Key Difference – Lectern vs Podium
Lectern and podium are terms that we often use when talking about public speaking. Although the two terms lectern and podium are sometimes used interchangeably, they are not the same thing. A podium is a platform on which the speaker stands on while speaking. A lectern is a tall stand where the speaker places notes. This is the key difference between lectern and podium.
What is a Lectern?
Lectern is the raised, slanted stand the speaker uses to keep his notes. The Oxford dictionary defines lectern as “A tall stand with a sloping top to hold a book or notes, from which someone, typically a preacher or lecturer, can read while standing up.”
A lectern can be placed in the middle of the stage or off to one side. A microphone may also be attached to the lectern. The speaker always stands behind the lectern. Lecterns are used by college professors, lecturers, politicians, preachers and other speakers who address large gatherings.
The term “Lectern” is derived from the Latin lectus, the past participle of the verb legere, which means “to read”.
What is a Podium?
A podium is a slightly raised platform on which the speakers stand while speaking. Podium is defined by the Oxford dictionary as “a small platform on which a person may stand to be seen by an audience, as when making a speech or conducting an orchestra”. As this definition suggests, standing on the podium helps the audience to see the speaker clearly. It also helps the speaker to increase his vocal projections.
However, lectern and podium are increasingly being used as synonyms, especially in the USA. Because of this increased usage, the Oxford dictionary lists podium as a synonym for lectern, while indicating that this usage is seen in North American English.
The easiest way to remember the difference between lectern and podium is to keep in mind that the speaker stands behind the lectern and stands on the podium.

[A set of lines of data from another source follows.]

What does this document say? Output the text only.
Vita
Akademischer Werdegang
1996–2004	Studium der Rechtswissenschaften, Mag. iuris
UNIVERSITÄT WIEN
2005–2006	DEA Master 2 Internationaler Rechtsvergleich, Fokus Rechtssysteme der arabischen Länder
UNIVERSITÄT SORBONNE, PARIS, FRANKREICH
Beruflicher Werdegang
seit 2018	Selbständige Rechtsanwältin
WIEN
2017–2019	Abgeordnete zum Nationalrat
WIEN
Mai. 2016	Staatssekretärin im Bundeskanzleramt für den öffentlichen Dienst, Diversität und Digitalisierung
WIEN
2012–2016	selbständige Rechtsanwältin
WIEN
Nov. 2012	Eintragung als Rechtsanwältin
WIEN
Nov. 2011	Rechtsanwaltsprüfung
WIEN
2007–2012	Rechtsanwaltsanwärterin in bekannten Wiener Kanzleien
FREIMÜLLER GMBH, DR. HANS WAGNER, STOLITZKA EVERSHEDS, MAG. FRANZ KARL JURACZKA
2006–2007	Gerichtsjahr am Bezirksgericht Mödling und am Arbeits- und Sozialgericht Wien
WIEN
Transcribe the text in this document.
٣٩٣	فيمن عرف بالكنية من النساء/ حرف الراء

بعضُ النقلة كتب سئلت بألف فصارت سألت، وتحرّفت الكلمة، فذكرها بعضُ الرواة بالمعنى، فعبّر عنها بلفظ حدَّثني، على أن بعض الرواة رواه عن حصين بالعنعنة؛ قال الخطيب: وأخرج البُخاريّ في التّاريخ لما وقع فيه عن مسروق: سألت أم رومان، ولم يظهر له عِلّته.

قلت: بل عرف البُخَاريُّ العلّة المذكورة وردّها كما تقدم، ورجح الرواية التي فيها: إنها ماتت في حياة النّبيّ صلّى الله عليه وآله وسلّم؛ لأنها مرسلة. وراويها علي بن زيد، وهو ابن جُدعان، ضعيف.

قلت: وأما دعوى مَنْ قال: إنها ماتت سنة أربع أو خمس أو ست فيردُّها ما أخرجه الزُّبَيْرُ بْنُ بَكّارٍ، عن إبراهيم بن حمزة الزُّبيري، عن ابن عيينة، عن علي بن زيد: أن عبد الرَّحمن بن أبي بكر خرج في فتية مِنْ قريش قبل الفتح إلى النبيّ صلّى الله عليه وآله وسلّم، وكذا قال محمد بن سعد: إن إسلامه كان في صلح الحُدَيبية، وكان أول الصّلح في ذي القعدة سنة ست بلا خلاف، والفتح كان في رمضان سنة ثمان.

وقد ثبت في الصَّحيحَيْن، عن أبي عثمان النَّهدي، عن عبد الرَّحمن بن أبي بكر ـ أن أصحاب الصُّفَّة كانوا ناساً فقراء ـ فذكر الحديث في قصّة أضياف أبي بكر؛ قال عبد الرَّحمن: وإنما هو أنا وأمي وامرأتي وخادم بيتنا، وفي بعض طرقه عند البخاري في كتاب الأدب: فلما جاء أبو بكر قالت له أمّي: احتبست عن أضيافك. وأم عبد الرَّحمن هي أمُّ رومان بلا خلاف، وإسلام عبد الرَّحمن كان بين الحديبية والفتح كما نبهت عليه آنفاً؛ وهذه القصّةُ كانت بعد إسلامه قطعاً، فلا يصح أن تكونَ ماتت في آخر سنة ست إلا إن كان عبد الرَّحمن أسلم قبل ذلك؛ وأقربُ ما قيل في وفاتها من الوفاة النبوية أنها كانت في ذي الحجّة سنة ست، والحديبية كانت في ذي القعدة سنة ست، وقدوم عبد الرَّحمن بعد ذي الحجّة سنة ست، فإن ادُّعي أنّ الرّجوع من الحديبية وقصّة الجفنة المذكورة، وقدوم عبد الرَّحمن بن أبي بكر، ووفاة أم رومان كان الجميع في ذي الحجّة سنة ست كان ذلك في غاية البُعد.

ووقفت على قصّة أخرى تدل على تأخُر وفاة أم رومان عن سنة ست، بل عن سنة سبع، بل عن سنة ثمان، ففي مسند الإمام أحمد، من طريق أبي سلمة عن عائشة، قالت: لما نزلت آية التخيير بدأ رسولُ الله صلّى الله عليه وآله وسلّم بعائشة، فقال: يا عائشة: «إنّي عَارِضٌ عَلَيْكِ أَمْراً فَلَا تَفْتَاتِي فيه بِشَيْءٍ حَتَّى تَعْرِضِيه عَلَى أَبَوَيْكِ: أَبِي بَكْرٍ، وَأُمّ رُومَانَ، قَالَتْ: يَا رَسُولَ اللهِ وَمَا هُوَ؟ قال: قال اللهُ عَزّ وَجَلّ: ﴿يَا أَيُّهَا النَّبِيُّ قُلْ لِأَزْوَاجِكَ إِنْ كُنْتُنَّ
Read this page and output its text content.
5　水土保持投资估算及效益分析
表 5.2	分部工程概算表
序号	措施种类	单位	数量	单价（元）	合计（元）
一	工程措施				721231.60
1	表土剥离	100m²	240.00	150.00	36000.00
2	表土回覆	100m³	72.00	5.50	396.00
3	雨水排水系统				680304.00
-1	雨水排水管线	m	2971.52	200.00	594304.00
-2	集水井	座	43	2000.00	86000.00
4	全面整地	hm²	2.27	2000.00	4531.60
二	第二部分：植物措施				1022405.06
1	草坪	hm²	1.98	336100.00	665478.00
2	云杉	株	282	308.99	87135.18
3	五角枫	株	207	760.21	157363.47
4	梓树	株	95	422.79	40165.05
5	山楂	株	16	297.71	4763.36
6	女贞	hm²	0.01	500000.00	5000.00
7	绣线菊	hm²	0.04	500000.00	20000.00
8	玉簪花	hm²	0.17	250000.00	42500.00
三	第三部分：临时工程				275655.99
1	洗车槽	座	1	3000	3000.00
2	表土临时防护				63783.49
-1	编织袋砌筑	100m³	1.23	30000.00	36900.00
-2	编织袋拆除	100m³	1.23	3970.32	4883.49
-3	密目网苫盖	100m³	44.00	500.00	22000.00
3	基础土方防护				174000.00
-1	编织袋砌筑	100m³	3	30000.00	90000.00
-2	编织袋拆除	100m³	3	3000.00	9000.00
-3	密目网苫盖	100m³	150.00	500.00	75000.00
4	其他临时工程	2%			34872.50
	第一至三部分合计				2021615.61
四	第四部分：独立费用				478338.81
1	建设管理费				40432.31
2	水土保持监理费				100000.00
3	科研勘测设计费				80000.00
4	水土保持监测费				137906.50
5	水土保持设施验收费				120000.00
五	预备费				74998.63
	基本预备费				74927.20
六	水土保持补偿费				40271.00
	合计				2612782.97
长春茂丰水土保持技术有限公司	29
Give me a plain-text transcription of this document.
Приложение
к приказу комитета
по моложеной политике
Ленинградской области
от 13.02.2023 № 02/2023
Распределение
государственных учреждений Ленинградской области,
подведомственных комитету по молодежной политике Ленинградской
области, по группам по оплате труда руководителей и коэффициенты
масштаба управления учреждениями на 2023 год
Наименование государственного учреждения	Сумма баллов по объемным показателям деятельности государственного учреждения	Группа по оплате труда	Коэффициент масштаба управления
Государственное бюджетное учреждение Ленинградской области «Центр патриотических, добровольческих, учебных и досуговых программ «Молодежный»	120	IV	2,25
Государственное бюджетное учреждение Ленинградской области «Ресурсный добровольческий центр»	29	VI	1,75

The lectern can be also placed on the podium.
What is the difference between Lectern and Podium?
Lectern: Lectern is the raised, slanted stand where the speaker keeps his notes.
Podium: Podium is the small platform on which the speaker stands while speaking.
Position of the Speaker:
Lectern: The speaker stands behind the lectern.
Podium: The speaker stands on the podium.
Lectern: Lectern may contain a microphone, video ports for laptops, controls for lights, sounds, screen, etc.
Podium: Podiums do not contain sophisticated technical features.
Lectern: The speaker can keep his books and notes on the lectern.
Podium: Podium helps the audience to see the speaker clearly and helps the speaker to project his voice clearly.